Morocco is a dazzling mix of Arabic and Berber culture with an Afro/European flair thrown in. This is a romantic and otherworldly country, both alluring and exotic.
One of the most popular travel destinations in Africa, Morocco has plenty to see and do. You will find Mediterranean and Atlantic beaches desert excursions, Islamic landmarks, magnificent imperial cities, roman antiquities, and luxurious resorts.
Among Morocco’s most spectacular sights are the 2,000 year old World Heritage Roman ruins at Volubilis. The Hassan II Mosque in Casablanca is an architectural marvel and one of the largest mosques in the world. The Atlas Mountains the the Dades Valley are both true natural wonders that any Moroccan itinerary should spend some time on.
Altogether, Morocco boasts eight World Heritage sites: The ruins at Volubilis; Fes El Bali; Meknes’ Imperial City; the medinas in Essaouira, Tetouan and Marrakech; the Portugese port of El-Jadida; and the mud-brick architecture of Ksar of Ait Bebhaddou to the south of Marrakech.
With the Mediterranean to the north and the Atlantic to the west, it should come as no surprise that much of Morocco’s recreation centers around the ocean. Excellent beaches line the coasts along with resorts, many equipped for windsurfing and boating excursions.

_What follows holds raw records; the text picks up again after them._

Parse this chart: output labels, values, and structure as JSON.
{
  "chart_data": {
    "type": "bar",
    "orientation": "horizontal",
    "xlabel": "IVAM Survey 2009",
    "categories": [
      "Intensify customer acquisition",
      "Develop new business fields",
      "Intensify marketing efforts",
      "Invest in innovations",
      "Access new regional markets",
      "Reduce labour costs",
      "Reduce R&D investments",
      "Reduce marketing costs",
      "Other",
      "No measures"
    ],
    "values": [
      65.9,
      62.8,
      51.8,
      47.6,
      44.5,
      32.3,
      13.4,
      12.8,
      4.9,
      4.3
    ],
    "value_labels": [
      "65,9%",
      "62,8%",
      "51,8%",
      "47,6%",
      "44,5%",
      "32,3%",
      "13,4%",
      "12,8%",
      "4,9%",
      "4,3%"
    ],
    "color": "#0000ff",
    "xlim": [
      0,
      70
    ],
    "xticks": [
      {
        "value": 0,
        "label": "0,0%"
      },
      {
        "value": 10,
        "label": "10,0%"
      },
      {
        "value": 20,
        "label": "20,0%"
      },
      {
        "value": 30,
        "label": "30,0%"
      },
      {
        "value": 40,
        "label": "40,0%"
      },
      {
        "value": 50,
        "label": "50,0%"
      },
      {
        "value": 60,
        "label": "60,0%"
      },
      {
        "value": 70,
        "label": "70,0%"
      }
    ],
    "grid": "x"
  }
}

Moroccan cuisine is some of the best in the world. It is influenced by native Berber cuisine as well as Arabic Andalusian cuisine, Turkish, and Middle Eastern cuisines. Even if you’re on a budget, make sure to splurge on a meal in a high end restaurant with live music. Harira, a traditional soup of garbanzo and noodles is a good choice to start. Couscous dishes are a real treat as are kebabs and tajines, which consist of stewed meat with vegetables served in a conical clay dish. Morocco’s burgeoning food scene also makes it an excellent destination for a cooking class.
Non-Muslims are frequently not permitted to enter mosques in Morocco, so don’t enter a mosque without permission if you are not Muslim. Ornate Medersas (theological schools) are can generally be toured and if you ask the custodians of smaller mosques politely, they may permit you to enter outside of prayer times.